Make sure, as you are checking out, that you physically have the pieces of paper for the pharmacy or referral to the ophthalmologist or whatever else you need. Take responsibility for organizing the pieces of your healthcare. No-one else will. Be sure you have written follow-up instructions if there are any changes to your regimen. Before your physician leaves the room make sure you have repeated back to him/her the treatment plan. Be sure to ask when you should return (and come back regularly!). If you feel you need to come back more often than the doctor recommends, that is fine. It is important to get the care you need.
The “Less Than Ideal Patient”
* Arrives 10 minutes late for a 20 minute appointment
* Spends the next 5–10 minutes arguing loudly with the staff about the parking problems or traffic or why it is they got lost
* Does not remember to hand over meter for downloading
* Sits in exam room, bored and still stressed over journey to office
* Has not considered questions, medications or other issues that need addressing—more interested in discussing immediate concerns (e.g. tooth hurts, upset with billing office, doesn’t like medication provided by primary care provider for reflux symptoms) rather than speaking with diabetologist about issues related to diabetes and diabetes-management
* No logs, blood sugars or other data available for analysis
* In order to deflect focus from blood sugar management and (likely) an A1C that is elevated, has many excuses, reasons why diabetes management is impossible and is not interested in listening to practical solutions.
* Has many questions, but disorganized and not written down.
* Does not know medications and can not remember which ones need refilling.
* Chases the healthcare provider with one last question after the appointment is over that can’t be answered quickly or in the hallway
* Gets to the receptionist to check out and suddenly remembers that they need all of their prescriptions refilled
* Loses the instructions provided for on-going diabetes management
* Doesn’t have calendar for scheduling follow-up appointment
* Leaves the office without one new goal or plan in mind for improving their diabetes management
I think all of us have been both of these patients, but the more responsibility we take for our own healthcare, the better life will be. I am a resource, and I have lots of experience, but in a 20-minute appointment I can’t fix anything — I can simply provide suggestions for improvement and encouragement for all that is going well.
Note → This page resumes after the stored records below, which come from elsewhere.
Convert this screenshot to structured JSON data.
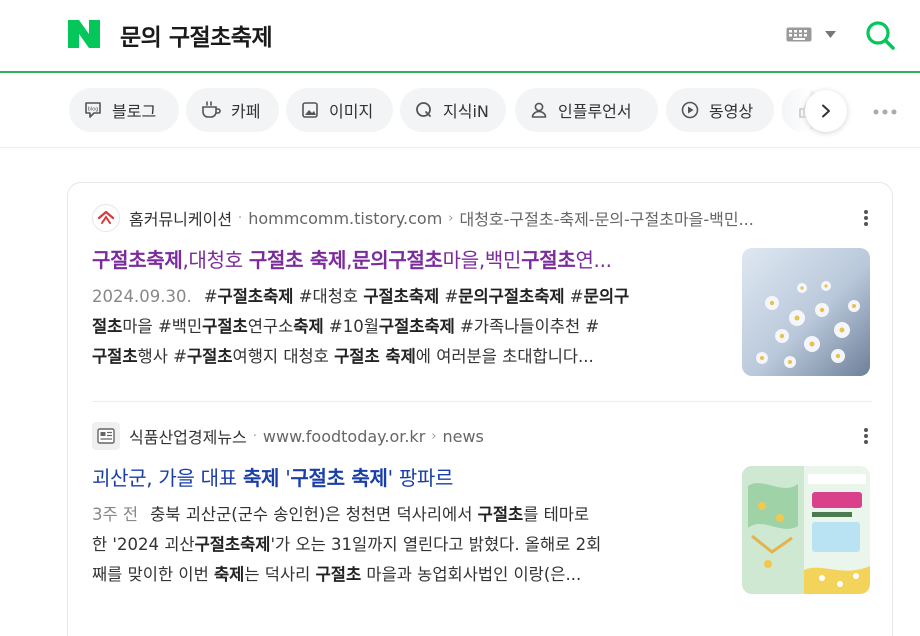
{
  "header": {
    "query": "문의 구절초축제"
  },
  "tabs": [
    {
      "label": "블로그",
      "icon": "blog-icon"
    },
    {
      "label": "카페",
      "icon": "cafe-icon"
    },
    {
      "label": "이미지",
      "icon": "image-icon"
    },
    {
      "label": "지식iN",
      "icon": "kin-icon"
    },
    {
      "label": "인플루언서",
      "icon": "influencer-icon"
    },
    {
      "label": "동영상",
      "icon": "video-icon"
    }
  ],
  "results": [
    {
      "source_name": "홈커뮤니케이션",
      "source_url": "hommcomm.tistory.com",
      "source_path": "대청호-구절초-축제-문의-구절초마을-백민...",
      "title_parts": [
        "구절초축제",
        ",대청호 ",
        "구절초 축제",
        ",",
        "문의구절초",
        "마을,백민",
        "구절초",
        "연..."
      ],
      "date": "2024.09.30.",
      "snippet_lines": [
        [
          "#",
          "구절초축제",
          " #대청호 ",
          "구절초축제",
          " #",
          "문의구절초축제",
          " #",
          "문의구"
        ],
        [
          "절초",
          "마을 #백민",
          "구절초",
          "연구소",
          "축제",
          " #10월",
          "구절초축제",
          " #가족나들이추천 #"
        ],
        [
          "구절초",
          "행사 #",
          "구절초",
          "여행지 대청호 ",
          "구절초 축제",
          "에 여러분을 초대합니다..."
        ]
      ]
    },
    {
      "source_name": "식품산업경제뉴스",
      "source_url": "www.foodtoday.or.kr",
      "source_path": "news",
      "title_parts": [
        "괴산군, 가을 대표 ",
        "축제",
        " '",
        "구절초 축제",
        "' 팡파르"
      ],
      "date": "3주 전",
      "snippet_lines": [
        [
          "충북 괴산군(군수 송인헌)은 청천면 덕사리에서 ",
          "구절초",
          "를 테마로"
        ],
        [
          "한 '2024 괴산",
          "구절초축제",
          "'가 오는 31일까지 열린다고 밝혔다. 올해로 2회"
        ],
        [
          "째를 맞이한 이번 ",
          "축제",
          "는 덕사리 ",
          "구절초",
          " 마을과 농업회사법인 이랑(은..."
        ]
      ]
    }
  ],
  "colors": {
    "brand": "#03c75a",
    "visited": "#7b2b9c",
    "link": "#1a3fa8"
  }
}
Obviously there are doctors who are more or less likely to listen and sometimes a visit takes me much longer, if a patient is sick or undergoing a transition. I book longer appointments for patients who are pregnant, newer onset, from out of town, etc., to allow a more intensive analysis. And if the next patient doesn’t show up, I will spend more time with the patient I am seeing. I also tend to leave all the charting until later so I maximize patient interaction time.
No matter what, we are all in this together and I see my role as forging a partnership. For all of us there will be good days and bad days — days when we are more or less organized or feeling sicker or healthier. But with treating diabetes, as in any long term relationship, it is the bond forged over time, through all of the ups and downs, that creates the connection and the healing.